The UNSW team created a cell able to capture light at the red and infrared ends of the spectrum, converting 46% of this into electricity. This cell was combined with four others, developed by the National Renewable Energy Laboratory and Emcore Corporation, also optimised for different parts of the spectrum, and which consisted of combinations of gallium, indium, phosphorus and arsenic.
These four cells had set a previous conversion efficiency record of 42.7% in another cell from the University of Delaware. However, UNSW’s five-cell combination resulted in a 0.3% increase on this record, converting 43% of sunlight into electricity.

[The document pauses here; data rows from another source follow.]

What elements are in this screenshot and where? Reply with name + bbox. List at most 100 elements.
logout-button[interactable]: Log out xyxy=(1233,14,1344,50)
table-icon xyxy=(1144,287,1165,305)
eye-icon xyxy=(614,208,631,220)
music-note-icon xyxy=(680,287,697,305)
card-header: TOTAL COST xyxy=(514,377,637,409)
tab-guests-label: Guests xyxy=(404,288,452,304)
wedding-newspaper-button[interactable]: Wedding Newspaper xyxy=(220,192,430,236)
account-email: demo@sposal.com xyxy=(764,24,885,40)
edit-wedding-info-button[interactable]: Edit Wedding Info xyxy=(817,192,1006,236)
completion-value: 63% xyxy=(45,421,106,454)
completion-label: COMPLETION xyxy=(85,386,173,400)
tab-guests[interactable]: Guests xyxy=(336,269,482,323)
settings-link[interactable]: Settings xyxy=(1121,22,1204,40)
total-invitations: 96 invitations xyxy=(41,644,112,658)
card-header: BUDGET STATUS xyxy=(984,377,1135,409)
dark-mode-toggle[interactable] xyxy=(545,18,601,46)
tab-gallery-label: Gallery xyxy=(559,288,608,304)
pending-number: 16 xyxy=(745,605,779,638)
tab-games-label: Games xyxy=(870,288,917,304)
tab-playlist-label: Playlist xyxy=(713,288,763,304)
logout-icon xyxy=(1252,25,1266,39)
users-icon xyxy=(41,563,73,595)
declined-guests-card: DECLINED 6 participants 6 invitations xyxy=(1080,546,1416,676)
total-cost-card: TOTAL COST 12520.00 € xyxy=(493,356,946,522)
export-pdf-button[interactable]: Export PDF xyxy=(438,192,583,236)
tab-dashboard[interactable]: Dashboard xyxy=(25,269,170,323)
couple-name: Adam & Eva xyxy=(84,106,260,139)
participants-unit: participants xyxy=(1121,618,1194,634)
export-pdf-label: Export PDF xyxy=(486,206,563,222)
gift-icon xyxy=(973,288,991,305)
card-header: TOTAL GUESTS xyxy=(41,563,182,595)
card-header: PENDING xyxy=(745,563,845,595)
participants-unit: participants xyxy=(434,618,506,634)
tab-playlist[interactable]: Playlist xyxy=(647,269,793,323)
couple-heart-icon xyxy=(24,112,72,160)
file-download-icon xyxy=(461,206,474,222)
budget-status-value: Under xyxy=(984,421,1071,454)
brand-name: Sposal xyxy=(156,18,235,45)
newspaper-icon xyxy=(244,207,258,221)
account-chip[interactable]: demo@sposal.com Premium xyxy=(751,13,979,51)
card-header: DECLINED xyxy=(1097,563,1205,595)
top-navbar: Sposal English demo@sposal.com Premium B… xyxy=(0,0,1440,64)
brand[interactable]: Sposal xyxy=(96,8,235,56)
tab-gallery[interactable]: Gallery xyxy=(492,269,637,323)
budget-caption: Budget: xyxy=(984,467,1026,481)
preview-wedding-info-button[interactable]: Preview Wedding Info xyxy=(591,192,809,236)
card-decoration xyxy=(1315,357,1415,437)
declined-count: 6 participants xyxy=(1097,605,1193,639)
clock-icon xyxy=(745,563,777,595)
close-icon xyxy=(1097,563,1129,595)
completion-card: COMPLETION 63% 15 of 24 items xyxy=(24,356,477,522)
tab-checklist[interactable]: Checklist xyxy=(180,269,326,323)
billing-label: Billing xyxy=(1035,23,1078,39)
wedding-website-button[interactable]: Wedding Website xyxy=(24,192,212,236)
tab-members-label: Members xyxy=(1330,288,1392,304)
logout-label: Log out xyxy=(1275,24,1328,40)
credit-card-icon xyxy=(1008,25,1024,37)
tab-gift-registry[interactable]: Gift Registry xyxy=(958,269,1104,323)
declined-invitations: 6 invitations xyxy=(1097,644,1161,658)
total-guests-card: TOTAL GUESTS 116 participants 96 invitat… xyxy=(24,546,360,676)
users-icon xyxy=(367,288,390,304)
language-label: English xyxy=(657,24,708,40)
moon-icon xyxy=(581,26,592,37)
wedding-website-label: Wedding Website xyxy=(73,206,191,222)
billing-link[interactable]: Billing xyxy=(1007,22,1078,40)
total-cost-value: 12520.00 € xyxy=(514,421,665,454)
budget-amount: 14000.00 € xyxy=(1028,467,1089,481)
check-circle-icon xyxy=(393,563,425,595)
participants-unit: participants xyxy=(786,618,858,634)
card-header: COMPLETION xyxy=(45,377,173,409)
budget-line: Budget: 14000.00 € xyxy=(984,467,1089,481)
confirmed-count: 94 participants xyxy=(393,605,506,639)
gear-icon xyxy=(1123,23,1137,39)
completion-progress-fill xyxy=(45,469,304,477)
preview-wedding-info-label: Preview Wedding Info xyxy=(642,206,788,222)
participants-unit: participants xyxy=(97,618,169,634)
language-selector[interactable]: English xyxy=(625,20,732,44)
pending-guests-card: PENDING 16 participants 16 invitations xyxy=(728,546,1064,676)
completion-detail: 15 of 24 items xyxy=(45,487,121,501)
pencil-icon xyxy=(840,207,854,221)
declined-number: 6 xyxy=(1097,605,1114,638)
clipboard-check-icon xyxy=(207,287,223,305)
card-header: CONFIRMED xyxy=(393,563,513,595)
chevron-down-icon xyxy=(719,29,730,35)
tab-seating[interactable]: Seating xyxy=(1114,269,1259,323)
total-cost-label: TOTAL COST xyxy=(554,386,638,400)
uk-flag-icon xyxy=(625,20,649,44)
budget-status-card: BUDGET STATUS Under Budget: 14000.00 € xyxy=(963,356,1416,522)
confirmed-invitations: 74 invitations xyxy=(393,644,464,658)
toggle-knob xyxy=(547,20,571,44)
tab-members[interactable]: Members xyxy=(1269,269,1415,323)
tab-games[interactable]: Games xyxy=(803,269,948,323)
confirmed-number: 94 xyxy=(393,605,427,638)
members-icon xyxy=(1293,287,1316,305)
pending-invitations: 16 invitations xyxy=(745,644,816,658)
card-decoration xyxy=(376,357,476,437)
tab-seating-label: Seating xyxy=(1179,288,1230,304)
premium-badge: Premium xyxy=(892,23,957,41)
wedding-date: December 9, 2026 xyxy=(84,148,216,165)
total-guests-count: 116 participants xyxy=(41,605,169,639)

Professor Martin Green, research director at the UNSW ARC Photovoltaics Centre of Excellence, explained that because sunlight is made up of many colours of different energy - ranging from the high energy ultraviolet to the low energy infrared - a combination of solar cells of different materials converts sunlight more efficiently than a single cell.
The result is not directly comparable to the 25% efficiency record for an individual solar cell, set by UNSW in 2008. And Professor Green explained that last year’s result has more immediate relevance to commercial manufacturing because the progress made there can be readily transferred into current production technologies: “Because it was a laboratory result it was very expensive to put together that combination of cells but this research shows the potential of what will be feasible in the future.”